The issue of blacking was crucial, and at first the response was not encouraging. The TGWU convenor at Fords, Southampton, even gave management permission to enter Strachans to take note of the chassis numbers of the vans held there, and was most indignant when the pickets refused them access. Once again the officials did nothing to organise blacking, and at a rally held in May the AUEW divisional organiser attributed the lack of any official blacking circulars to the fact that the Industrial Relations Act was still on the statute book.

The most effective circular on blacking was done by the Organising Committee of the Rank and File Movement. It had considerable impact; so much so that six weeks after the Strachans dispute had ended Grand Metropolitan Hotels were still asking union officials to lift the black on their products!

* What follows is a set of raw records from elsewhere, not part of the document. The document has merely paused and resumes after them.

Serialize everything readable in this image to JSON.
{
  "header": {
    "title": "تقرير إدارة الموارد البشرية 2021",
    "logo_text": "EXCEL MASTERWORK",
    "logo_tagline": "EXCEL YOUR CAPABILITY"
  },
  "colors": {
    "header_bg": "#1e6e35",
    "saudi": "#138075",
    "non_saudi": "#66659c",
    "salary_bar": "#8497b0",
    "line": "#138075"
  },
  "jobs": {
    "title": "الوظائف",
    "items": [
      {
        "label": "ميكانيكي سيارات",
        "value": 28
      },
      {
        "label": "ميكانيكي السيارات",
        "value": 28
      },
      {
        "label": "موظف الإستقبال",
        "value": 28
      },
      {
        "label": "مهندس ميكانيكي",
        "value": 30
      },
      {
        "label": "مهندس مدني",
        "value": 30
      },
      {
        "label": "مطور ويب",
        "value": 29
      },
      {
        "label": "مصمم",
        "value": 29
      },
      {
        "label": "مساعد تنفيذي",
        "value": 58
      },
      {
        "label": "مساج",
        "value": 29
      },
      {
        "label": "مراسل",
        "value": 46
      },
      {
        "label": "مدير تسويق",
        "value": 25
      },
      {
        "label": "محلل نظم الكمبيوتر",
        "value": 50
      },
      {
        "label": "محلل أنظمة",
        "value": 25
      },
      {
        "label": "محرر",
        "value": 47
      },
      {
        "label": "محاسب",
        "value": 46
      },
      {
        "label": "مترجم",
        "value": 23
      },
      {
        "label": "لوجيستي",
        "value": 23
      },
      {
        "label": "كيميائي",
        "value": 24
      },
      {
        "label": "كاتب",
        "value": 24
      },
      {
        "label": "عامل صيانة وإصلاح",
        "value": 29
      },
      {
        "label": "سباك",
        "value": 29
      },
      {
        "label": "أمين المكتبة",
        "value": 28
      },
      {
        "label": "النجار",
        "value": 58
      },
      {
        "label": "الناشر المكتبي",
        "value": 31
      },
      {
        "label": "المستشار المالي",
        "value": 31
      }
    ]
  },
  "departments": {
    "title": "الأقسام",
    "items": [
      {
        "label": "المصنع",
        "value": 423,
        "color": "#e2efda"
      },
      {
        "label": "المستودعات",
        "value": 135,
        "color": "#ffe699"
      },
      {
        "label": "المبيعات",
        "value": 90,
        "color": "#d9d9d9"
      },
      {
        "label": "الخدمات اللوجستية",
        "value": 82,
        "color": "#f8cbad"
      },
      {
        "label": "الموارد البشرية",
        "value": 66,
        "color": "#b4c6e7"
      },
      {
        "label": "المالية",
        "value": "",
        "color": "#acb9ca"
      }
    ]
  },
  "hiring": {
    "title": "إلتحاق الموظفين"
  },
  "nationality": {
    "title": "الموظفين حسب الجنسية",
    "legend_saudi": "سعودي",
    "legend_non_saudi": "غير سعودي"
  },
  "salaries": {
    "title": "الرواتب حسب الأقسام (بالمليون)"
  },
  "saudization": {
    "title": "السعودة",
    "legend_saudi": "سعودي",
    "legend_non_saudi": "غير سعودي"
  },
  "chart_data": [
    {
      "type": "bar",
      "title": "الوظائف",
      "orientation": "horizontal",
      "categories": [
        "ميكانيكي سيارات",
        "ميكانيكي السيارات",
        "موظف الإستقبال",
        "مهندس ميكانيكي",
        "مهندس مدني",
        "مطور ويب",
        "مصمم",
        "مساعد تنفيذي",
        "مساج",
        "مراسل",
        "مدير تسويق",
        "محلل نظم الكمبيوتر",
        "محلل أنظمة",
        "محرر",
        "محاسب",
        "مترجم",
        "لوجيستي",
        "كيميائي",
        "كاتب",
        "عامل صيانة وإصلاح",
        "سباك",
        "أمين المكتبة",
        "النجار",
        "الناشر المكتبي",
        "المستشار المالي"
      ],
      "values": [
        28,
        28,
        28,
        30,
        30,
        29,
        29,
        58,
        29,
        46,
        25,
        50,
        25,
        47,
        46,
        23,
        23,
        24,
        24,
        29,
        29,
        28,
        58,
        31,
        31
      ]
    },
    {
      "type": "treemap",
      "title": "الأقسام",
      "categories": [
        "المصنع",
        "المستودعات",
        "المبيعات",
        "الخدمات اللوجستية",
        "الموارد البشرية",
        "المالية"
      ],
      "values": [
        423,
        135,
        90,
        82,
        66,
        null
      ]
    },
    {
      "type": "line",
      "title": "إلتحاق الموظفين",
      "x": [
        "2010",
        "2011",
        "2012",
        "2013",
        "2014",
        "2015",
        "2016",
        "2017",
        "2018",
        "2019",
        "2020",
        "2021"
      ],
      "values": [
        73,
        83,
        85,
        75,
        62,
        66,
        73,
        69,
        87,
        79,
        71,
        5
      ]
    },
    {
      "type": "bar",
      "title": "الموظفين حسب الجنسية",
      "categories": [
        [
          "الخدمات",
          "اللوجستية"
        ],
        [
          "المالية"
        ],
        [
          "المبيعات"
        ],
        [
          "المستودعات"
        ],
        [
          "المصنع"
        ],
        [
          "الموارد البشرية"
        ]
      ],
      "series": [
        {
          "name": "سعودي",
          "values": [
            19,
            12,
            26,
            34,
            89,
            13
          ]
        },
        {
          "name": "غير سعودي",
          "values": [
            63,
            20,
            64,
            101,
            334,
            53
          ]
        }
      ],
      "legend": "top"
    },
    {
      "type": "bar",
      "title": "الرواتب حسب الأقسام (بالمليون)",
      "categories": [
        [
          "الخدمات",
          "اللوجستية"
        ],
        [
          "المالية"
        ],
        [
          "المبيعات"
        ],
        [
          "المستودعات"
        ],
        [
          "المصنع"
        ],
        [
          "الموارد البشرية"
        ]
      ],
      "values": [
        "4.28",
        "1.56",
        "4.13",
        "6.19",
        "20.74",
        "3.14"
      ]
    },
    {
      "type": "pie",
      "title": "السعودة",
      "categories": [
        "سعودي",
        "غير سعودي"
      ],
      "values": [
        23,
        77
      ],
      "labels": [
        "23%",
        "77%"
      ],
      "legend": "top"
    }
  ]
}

After 17 weeks the breakthrough came when the Southampton and Newhaven dockers agreed to black all Grand Met and Fords products, and an important factor in winning their support was their indignation at the attitude of the TGWU officials. The final straw appeared to be when they learned that Ernie Allen, the district secretary, was trying to charge the Strachans strike committee for the union stationery used in his office.

The prospect of an imminent hold-up of Fords exports brought a flurry of activity from the trade union leaders. Three days before the dockers’ ban was to come into operation, the national officials called a meeting of the Strachans workers. No indication was given of what the meeting was about, but most of the pickets naively assumed that it would be about how the unions proposed to extend the support and make the blacking more effective. Several of the leading members of the strike committee were away, on delegations raising financial support at the time. The meeting was addressed by George Guy, general secretary of the Sheet Metal Workers Union and a leading member of the Communist Party. He delivered an ultimatum – either accept the management’s offer of £1,136 per head compensation or the unions withdraw official support for the dispute. He allowed no discussion or questions from the floor and a vote was taken immediately. By a narrow majority the workers voted to call off the dispute.

There is no doubt that but for this intervention by the union leaders the pressure on Fords would have produced some guarantee of employment at Strachans; there was even talk at the time of Ford themselves taking over the factory. It was a classic sell-out.

At a meeting of the Eastleigh branch of the Sheet Metal Workers in October, the National President of the union, Reg Lofting added this postscript when the question of a delegation to the 2nd Rank and File Conference was raised. He stated that the intervention of the Rank and File Movement at Strachans was ineffective because the outcome – the transfer of jobs to the Midlands and compensation for the workers at Strachans – was what the union had been after all along.